Она остановилась — больше потому, что отца ей все равно было не перегнать, а не потому, что он наконец-то подобающе к ней обратился. Подступивший к ней Стьид выглядел, как всегда, безукоризненно — мундир со знаками отличия и многочисленными белыми полосами на груди сидел как влитой, напомаженные черные сапоги блестели, а такой выправке позавидовали бы и молодые гвардейцы. Из-за этого застывшее на его лице раздраженное выражение, свойственное скорее пекарю или сапожнику, казалось принадлежащим другому человеку.

— Что ты скачешь, как сорвавшаяся с привязи коза? — зашипел он. — Я уже слишком стар, чтобы бегать за тобой. Если я тебя зову, значит, у меня есть к тебе дело!

Она подняла голову и встретила его взгляд. Лицо генерала изменилось. В карих глазах полыхнул знакомый опасный огонь.

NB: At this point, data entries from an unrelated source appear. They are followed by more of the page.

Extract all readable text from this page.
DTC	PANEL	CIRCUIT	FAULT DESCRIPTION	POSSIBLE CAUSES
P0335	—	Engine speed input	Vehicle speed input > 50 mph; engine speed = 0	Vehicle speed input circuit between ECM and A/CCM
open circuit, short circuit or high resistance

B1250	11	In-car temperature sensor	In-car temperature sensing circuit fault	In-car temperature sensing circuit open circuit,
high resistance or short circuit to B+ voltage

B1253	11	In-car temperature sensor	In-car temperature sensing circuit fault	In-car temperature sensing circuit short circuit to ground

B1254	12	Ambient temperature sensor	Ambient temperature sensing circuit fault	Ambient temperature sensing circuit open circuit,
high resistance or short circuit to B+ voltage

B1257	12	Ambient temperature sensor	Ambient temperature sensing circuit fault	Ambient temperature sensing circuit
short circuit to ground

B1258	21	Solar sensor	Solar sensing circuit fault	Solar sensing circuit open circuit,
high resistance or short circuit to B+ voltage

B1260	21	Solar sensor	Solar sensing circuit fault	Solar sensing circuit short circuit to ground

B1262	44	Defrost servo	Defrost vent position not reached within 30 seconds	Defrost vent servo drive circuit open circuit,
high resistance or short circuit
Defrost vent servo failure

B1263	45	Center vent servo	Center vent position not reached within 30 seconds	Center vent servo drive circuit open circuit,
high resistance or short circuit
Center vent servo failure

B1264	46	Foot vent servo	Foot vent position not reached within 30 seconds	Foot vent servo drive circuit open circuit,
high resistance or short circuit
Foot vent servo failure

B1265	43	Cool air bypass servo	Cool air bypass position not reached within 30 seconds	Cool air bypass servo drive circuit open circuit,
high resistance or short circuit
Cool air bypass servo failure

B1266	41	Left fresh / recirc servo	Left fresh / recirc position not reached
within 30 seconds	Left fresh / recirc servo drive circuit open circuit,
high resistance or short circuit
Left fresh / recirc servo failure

— Это Иньит, да? Он обидел тебя?

Невеньен растерялась. Отец знал или каким-то образом догадался? Она не отвечала, и Стьид, схватив ее за локоть, оттащил в сторону, туда, где их не могли подслушать. Прежде чем заговорить снова, он оглянулся. Левое крыло не отличалось оживленностью, по коридору шли всего трое слуг, но предосторожность лишней не бывает.

— Что тебе сделал этот ублюдок?

Квадратная челюсть отца дергалась, на скулах ходили желваки. Невеньен не помнила, чтобы когда-нибудь видела его таким. Даже когда она привела в Острые Пики сотню солдат, он не был настолько взбешен.

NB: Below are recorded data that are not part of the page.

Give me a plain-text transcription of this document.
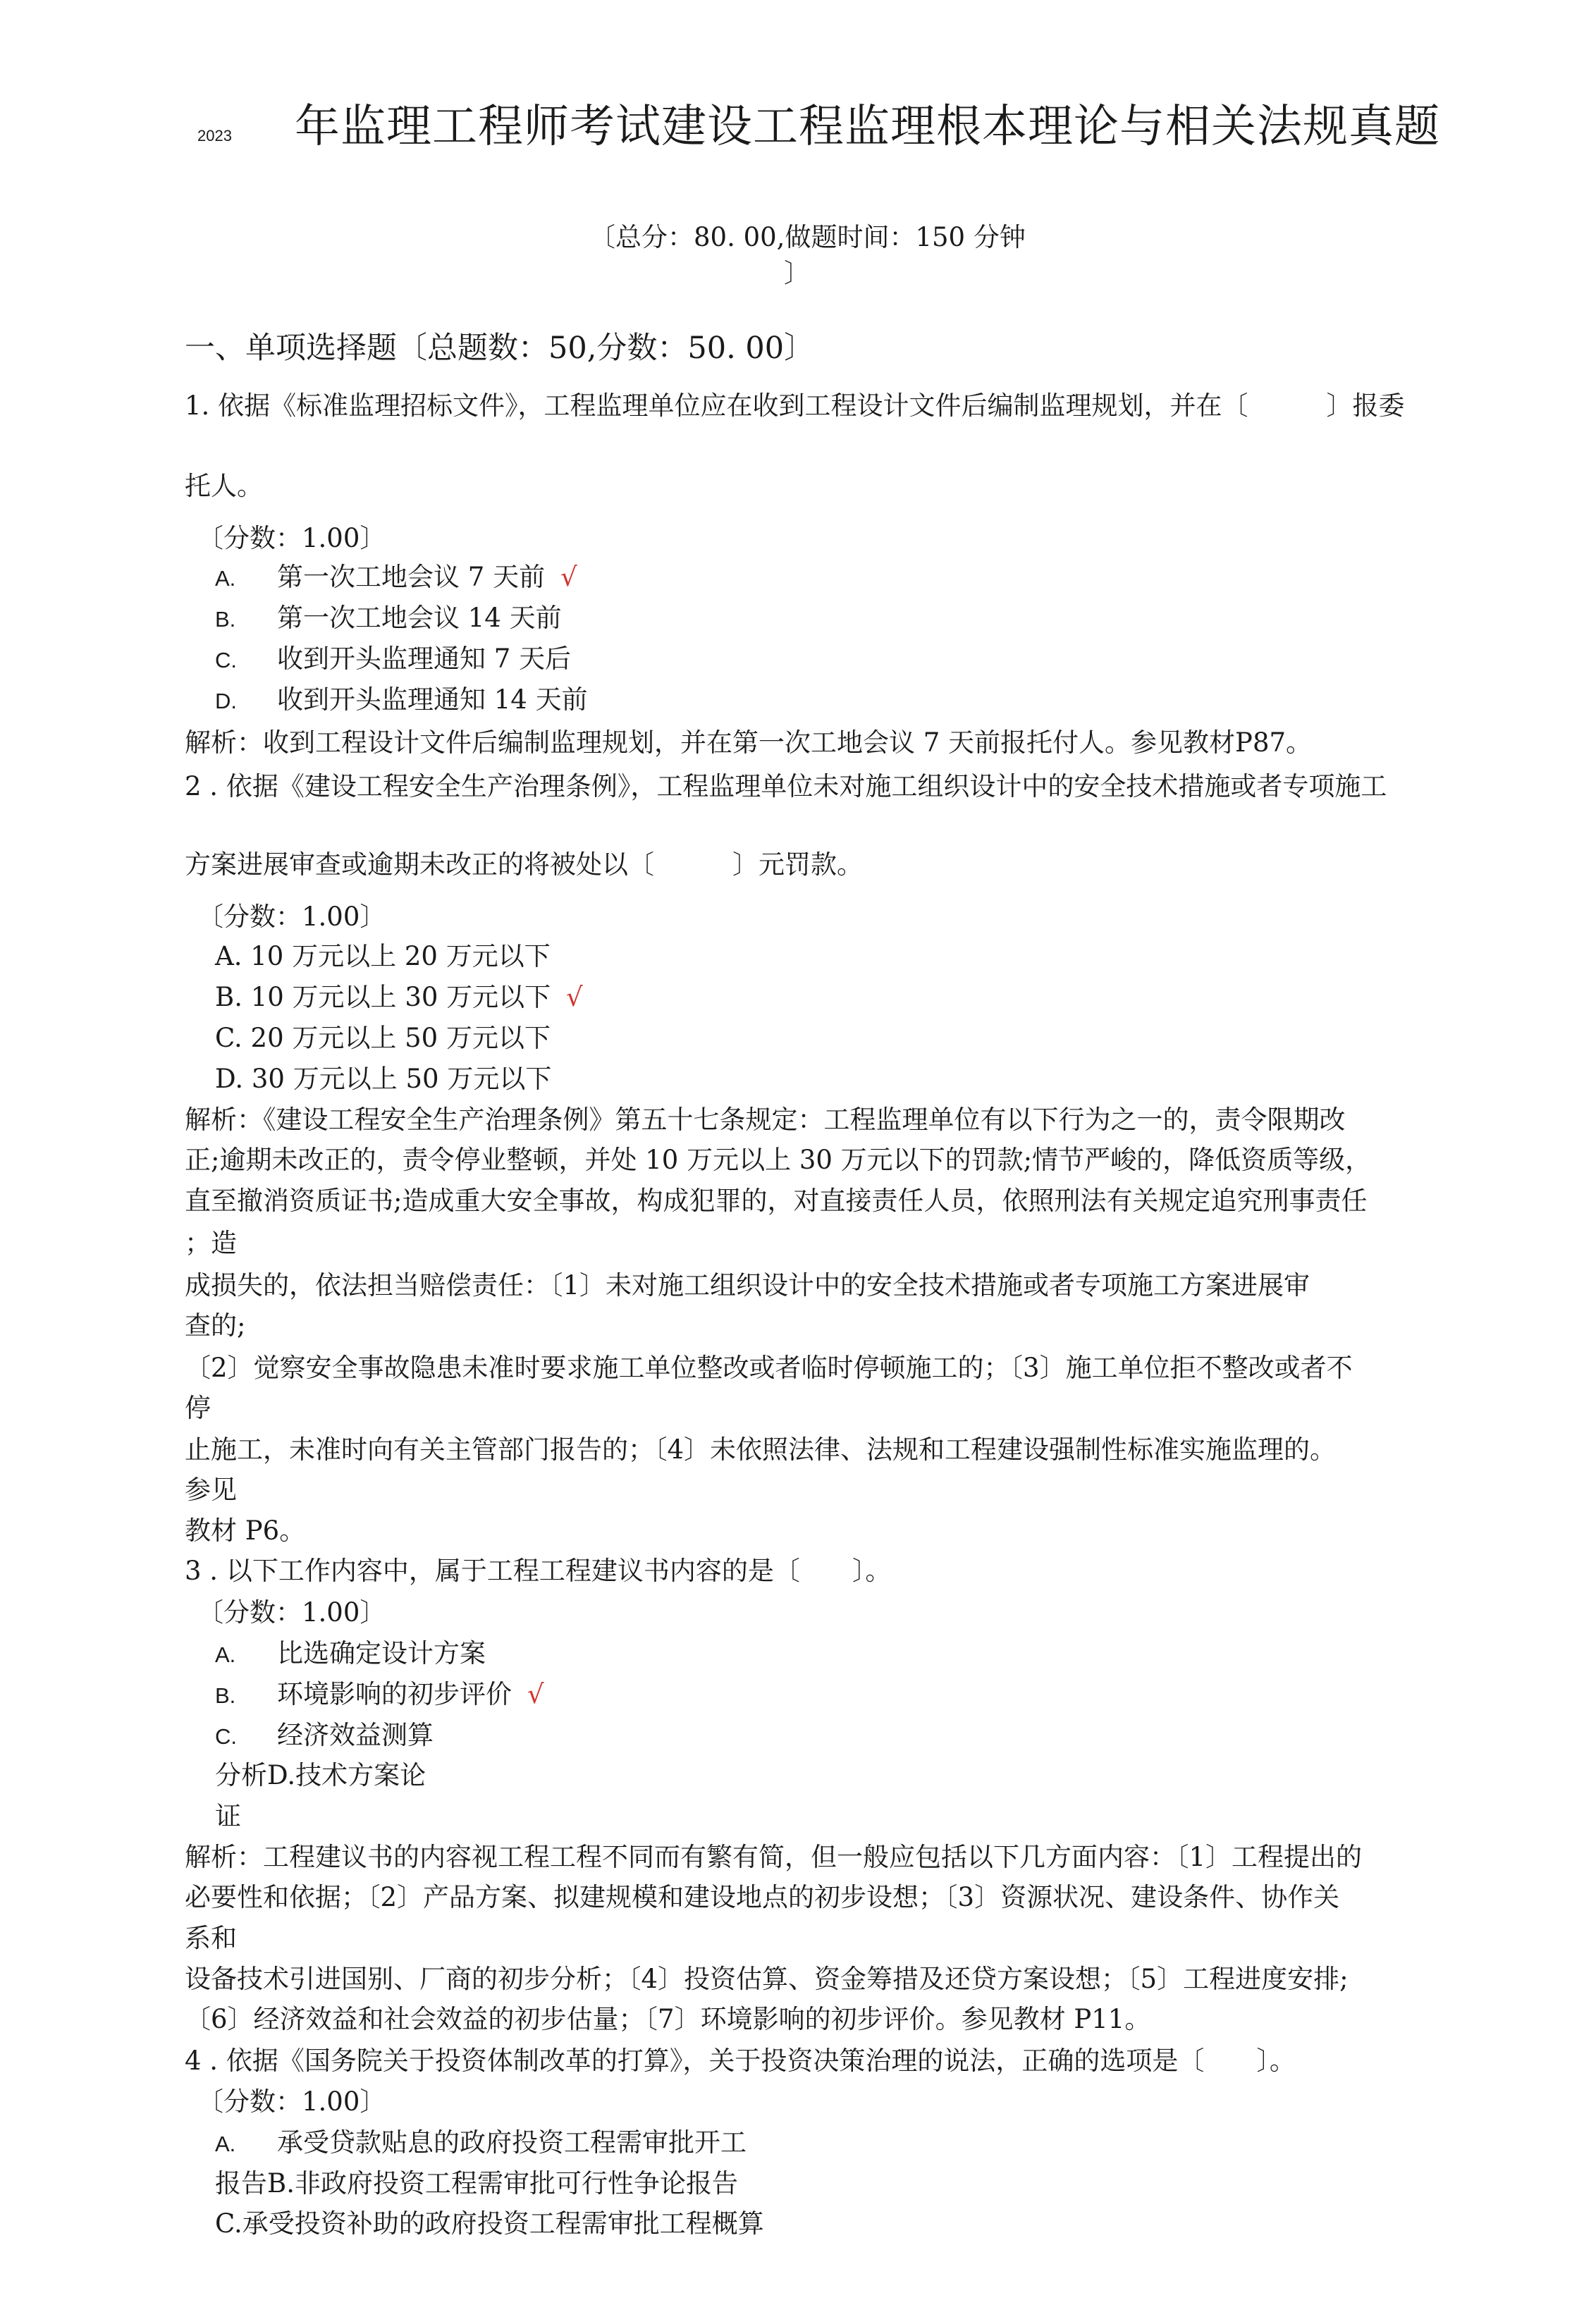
2023 年监理工程师考试建设工程监理根本理论与相关法规真题
〔总分：80. 00,做题时间：150 分钟
〕
一、单项选择题〔总题数：50,分数：50. 00〕
1. 依据《标准监理招标文件》，工程监理单位应在收到工程设计文件后编制监理规划，并在〔　　　〕报委
托人。
〔分数：1.00〕
A. 第一次工地会议 7 天前 √
B. 第一次工地会议 14 天前
C. 收到开头监理通知 7 天后
D. 收到开头监理通知 14 天前
解析：收到工程设计文件后编制监理规划，并在第一次工地会议 7 天前报托付人。参见教材P87。
2 . 依据《建设工程安全生产治理条例》，工程监理单位未对施工组织设计中的安全技术措施或者专项施工
方案进展审查或逾期未改正的将被处以〔　　　〕元罚款。
〔分数：1.00〕
A. 10 万元以上 20 万元以下
B. 10 万元以上 30 万元以下 √
C. 20 万元以上 50 万元以下
D. 30 万元以上 50 万元以下
解析：《建设工程安全生产治理条例》第五十七条规定：工程监理单位有以下行为之一的，责令限期改
正;逾期未改正的，责令停业整顿，并处 10 万元以上 30 万元以下的罚款;情节严峻的，降低资质等级，
直至撤消资质证书;造成重大安全事故，构成犯罪的，对直接责任人员，依照刑法有关规定追究刑事责任
；造
成损失的，依法担当赔偿责任：〔1〕未对施工组织设计中的安全技术措施或者专项施工方案进展审
查的;
〔2〕觉察安全事故隐患未准时要求施工单位整改或者临时停顿施工的；〔3〕施工单位拒不整改或者不
停
止施工，未准时向有关主管部门报告的；〔4〕未依照法律、法规和工程建设强制性标准实施监理的。
参见
教材 P6。
3 . 以下工作内容中，属于工程工程建议书内容的是〔　　〕。
〔分数：1.00〕
A. 比选确定设计方案
B. 环境影响的初步评价 √
C. 经济效益测算
分析D.技术方案论
证
解析：工程建议书的内容视工程工程不同而有繁有简，但一般应包括以下几方面内容：〔1〕工程提出的
必要性和依据；〔2〕产品方案、拟建规模和建设地点的初步设想；〔3〕资源状况、建设条件、协作关
系和
设备技术引进国别、厂商的初步分析；〔4〕投资估算、资金筹措及还贷方案设想；〔5〕工程进度安排;
〔6〕经济效益和社会效益的初步估量；〔7〕环境影响的初步评价。参见教材 P11。
4 . 依据《国务院关于投资体制改革的打算》，关于投资决策治理的说法，正确的选项是〔　　〕。
〔分数：1.00〕
A. 承受贷款贴息的政府投资工程需审批开工
报告B.非政府投资工程需审批可行性争论报告
C.承受投资补助的政府投资工程需审批工程概算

Повинуясь жесту Невеньен, гвардейцы отодвинулись на приличную дистанцию. Будучи ее извечными сопровождающими, они наслушались о королеве много неприятных вещей, но ту грязь, о которой спрашивал отец, ей не хотелось доверять никому. Хватит и того, что об этом известно Тьеру.

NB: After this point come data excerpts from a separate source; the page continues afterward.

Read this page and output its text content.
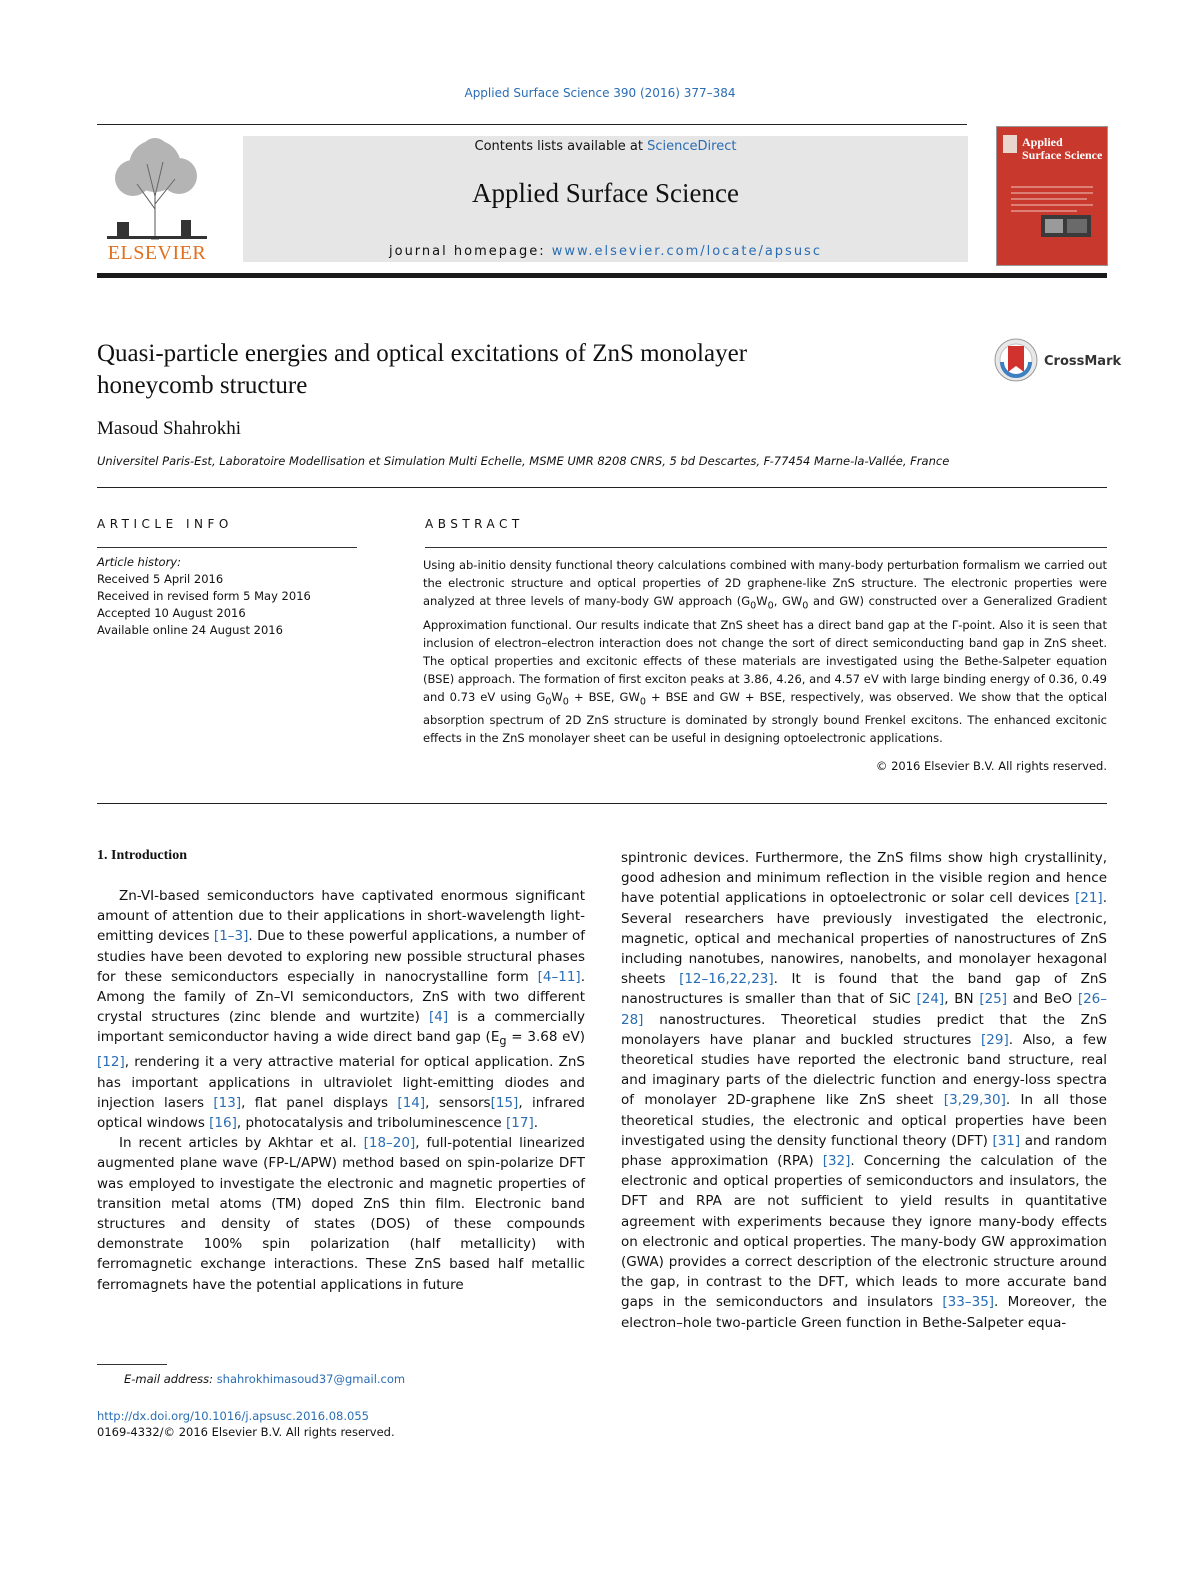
Applied Surface Science 390 (2016) 377–384
ELSEVIER
Contents lists available at ScienceDirect
Applied Surface Science
journal homepage: www.elsevier.com/locate/apsusc
Applied
Surface Science
Quasi-particle energies and optical excitations of ZnS monolayer
honeycomb structure
CrossMark
Masoud Shahrokhi
Universitel Paris-Est, Laboratoire Modellisation et Simulation Multi Echelle, MSME UMR 8208 CNRS, 5 bd Descartes, F-77454 Marne-la-Vallée, France
ARTICLE INFO
Article history:
Received 5 April 2016
Received in revised form 5 May 2016
Accepted 10 August 2016
Available online 24 August 2016
ABSTRACT
Using ab-initio density functional theory calculations combined with many-body perturbation formalism we carried out the electronic structure and optical properties of 2D graphene-like ZnS structure. The electronic properties were analyzed at three levels of many-body GW approach ($G_0W_0$, $GW_0$ and GW) constructed over a Generalized Gradient Approximation functional. Our results indicate that ZnS sheet has a direct band gap at the Γ-point. Also it is seen that inclusion of electron–electron interaction does not change the sort of direct semiconducting band gap in ZnS sheet. The optical properties and excitonic effects of these materials are investigated using the Bethe-Salpeter equation (BSE) approach. The formation of first exciton peaks at 3.86, 4.26, and 4.57 eV with large binding energy of 0.36, 0.49 and 0.73 eV using $G_0W_0$ + BSE, $GW_0$ + BSE and GW + BSE, respectively, was observed. We show that the optical absorption spectrum of 2D ZnS structure is dominated by strongly bound Frenkel excitons. The enhanced excitonic effects in the ZnS monolayer sheet can be useful in designing optoelectronic applications.
© 2016 Elsevier B.V. All rights reserved.
1. Introduction

Zn-VI-based semiconductors have captivated enormous significant amount of attention due to their applications in short-wavelength light-emitting devices [1–3]. Due to these powerful applications, a number of studies have been devoted to exploring new possible structural phases for these semiconductors especially in nanocrystalline form [4–11]. Among the family of Zn–VI semiconductors, ZnS with two different crystal structures (zinc blende and wurtzite) [4] is a commercially important semiconductor having a wide direct band gap ($E_g = 3.68$ eV) [12], rendering it a very attractive material for optical application. ZnS has important applications in ultraviolet light-emitting diodes and injection lasers [13], flat panel displays [14], sensors[15], infrared optical windows [16], photocatalysis and triboluminescence [17].

In recent articles by Akhtar et al. [18–20], full-potential linearized augmented plane wave (FP-L/APW) method based on spin-polarize DFT was employed to investigate the electronic and magnetic properties of transition metal atoms (TM) doped ZnS thin film. Electronic band structures and density of states (DOS) of these compounds demonstrate 100% spin polarization (half metallicity) with ferromagnetic exchange interactions. These ZnS based half metallic ferromagnets have the potential applications in future

spintronic devices. Furthermore, the ZnS films show high crystallinity, good adhesion and minimum reflection in the visible region and hence have potential applications in optoelectronic or solar cell devices [21]. Several researchers have previously investigated the electronic, magnetic, optical and mechanical properties of nanostructures of ZnS including nanotubes, nanowires, nanobelts, and monolayer hexagonal sheets [12–16,22,23]. It is found that the band gap of ZnS nanostructures is smaller than that of SiC [24], BN [25] and BeO [26–28] nanostructures. Theoretical studies predict that the ZnS monolayers have planar and buckled structures [29]. Also, a few theoretical studies have reported the electronic band structure, real and imaginary parts of the dielectric function and energy-loss spectra of monolayer 2D-graphene like ZnS sheet [3,29,30]. In all those theoretical studies, the electronic and optical properties have been investigated using the density functional theory (DFT) [31] and random phase approximation (RPA) [32]. Concerning the calculation of the electronic and optical properties of semiconductors and insulators, the DFT and RPA are not sufficient to yield results in quantitative agreement with experiments because they ignore many-body effects on electronic and optical properties. The many-body GW approximation (GWA) provides a correct description of the electronic structure around the gap, in contrast to the DFT, which leads to more accurate band gaps in the semiconductors and insulators [33–35]. Moreover, the electron–hole two-particle Green function in Bethe-Salpeter equa-

E-mail address: shahrokhimasoud37@gmail.com
http://dx.doi.org/10.1016/j.apsusc.2016.08.055
0169-4332/© 2016 Elsevier B.V. All rights reserved.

— Ничего, — равнодушно ответила Невеньен.

— Не ври. Он изменил тебе?

— Почему ты так решил?

— Я хорошо знаю, как выглядят женщины, внезапно узнавшие о неверности любовника.

Она скривила губы.

— Не самое лучшее начало для попытки утешить меня.

Стьид через силу усмехнулся.

— Извини. Так это правда? Мне уже можно начать собирать армию, чтобы разбить его треклятых разбойников, раздери их Шасет? Если попросишь, я принесу тебе его голову на пике.

— Голову Шасета?

— Иньита.

Невеньен нахмурилась, не понимая, шутит он или нет. Неужели отец считает, что она способна потребовать чьей-то казни лишь из-за того, что этот человек разбил ее сердце? Она бы никогда так не поступила. Да она и не жаждала смерти Иньита. Для этого нужно было его ненавидеть, а Невеньен не чувствовала к нему вообще ничего. Словно в ней что-то задушили, а затем, привязав камень, утопили в бездонном море.

— Не надо. Глупая затея… — она вздохнула. — И вообще, с чего ты вдруг взялся меня защищать? Полгода назад ты знать меня не желал.

Тогда ее мог обидеть кто угодно, и никто пальцем бы не пошевелил. Отец отлично знал, что отдает дочь замуж за мятежника и если она попадется в руки Тэрьина, то ее казнят. А когда погиб Акельен и она думала, что никому не нужна, когда ее захватил в плен Гередьес… Где Стьид был все это время? Он предал ее так же, как Иньит. Правда, она никогда и не ждала от отца подарков. Отказываться от дочерей было его привычкой.

— Это политика, — он с сожалением покачал головой. — К тому же…

Что такое случилось с его мимикой? Не может быть, чтобы сквозь маску вечного пренебрежения проступили неуверенность и… стыд?

— Я недооценивал тебя. Когда Ламан в Острых Пиках сказал, что ты моя дочь, моя достойная наследница, я не поверил ему. Я думал, кровь в тебе течет такая же жидкая, как и в твоей матери. Я ошибался. Ты не смотри, что я постоянно стараюсь тебя задеть — каждому правителю нужен человек, который бы ставил его на место.

Жаль, он не учел, что на эту роль у Невеньен были сотни кандидатов.

— Я буду тебя защищать, — продолжал Стьид. Кажется, он говорил искренне. — Причем потому что ты моя дочь, а не только из-за того, что ты королева и тобой легко управлять.

— Но и, конечно же, поэтому тоже, — утвердительно произнесла Невеньен.

— Ну… — отец, криво улыбаясь, развел руками. — И поэтому тоже.